Incidentally, we could have solved the equation for the 4th component being zero. We get the same answer, NA = 4.

It’s crucial that, in this example, there was a value of a such that the vector was in the 2D subspace. But if there is not such an exact solution, I think that the equations for different components would have given different answers. And i’m not sure what the iteration converges to in such a case.

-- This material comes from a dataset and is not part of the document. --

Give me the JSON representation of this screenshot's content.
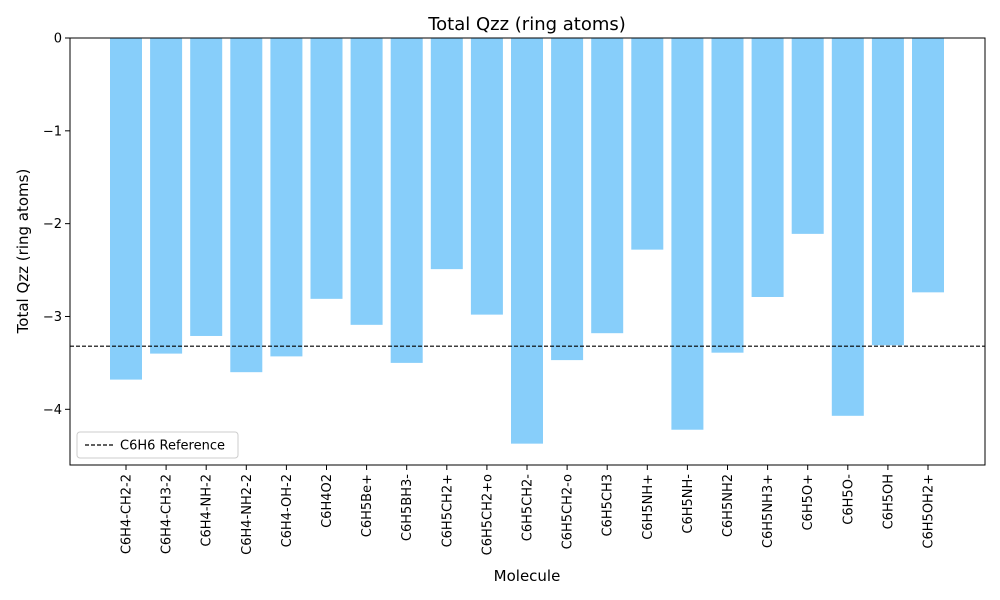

Well, let’s try this on a vector that does not lie in the 2D subspace, our old friend with all 1s. Suppose the 3rd value is unknown:

$\{1,\ 1,\ \text{NA},\ 1,\ 1\}$

I’ll start with 0 as a guess and see what happens. (Remember that the second line, for example, is not the result of applying H to the first line; instead, it replaced the 3rd component.)

{0, {1, 1, 0, 1, 1}}

{1, {1, 1, 0.541353, 1, 1}}

{2, {1, 1, 0.708237, 1, 1}}

{3, {1, 1, 0.759682, 1, 1}}

{4, {1, 1, 0.775541, 1, 1}}

{5, {1, 1, 0.78043, 1, 1}}

{6, {1, 1, 0.781937, 1, 1}}

{7, {1, 1, 0.782402, 1, 1}}

{8, {1, 1, 0.782545, 1, 1}}

{9, {1, 1, 0.782589, 1, 1}}

{10, {1, 1, 0.782603, 1, 1}}

{11, {1, 1, 0.782607, 1, 1}}

{12, {1, 1, 0.782608, 1, 1}}

{13, {1, 1, 0.782609, 1, 1}}

{14, {1, 1, 0.782609, 1, 1}}

We converged to 0.782609 on the 13th iteration.

Just what are the new components of that final vector? Apply u^T to it, and we get

$\{1.68858,\ -0.944249,\ -0.929981,\ -0.0685591,\ 0\}$

About all I’m really sure of is that this is an interesting alternative to replacing NA by the mean value of the other components.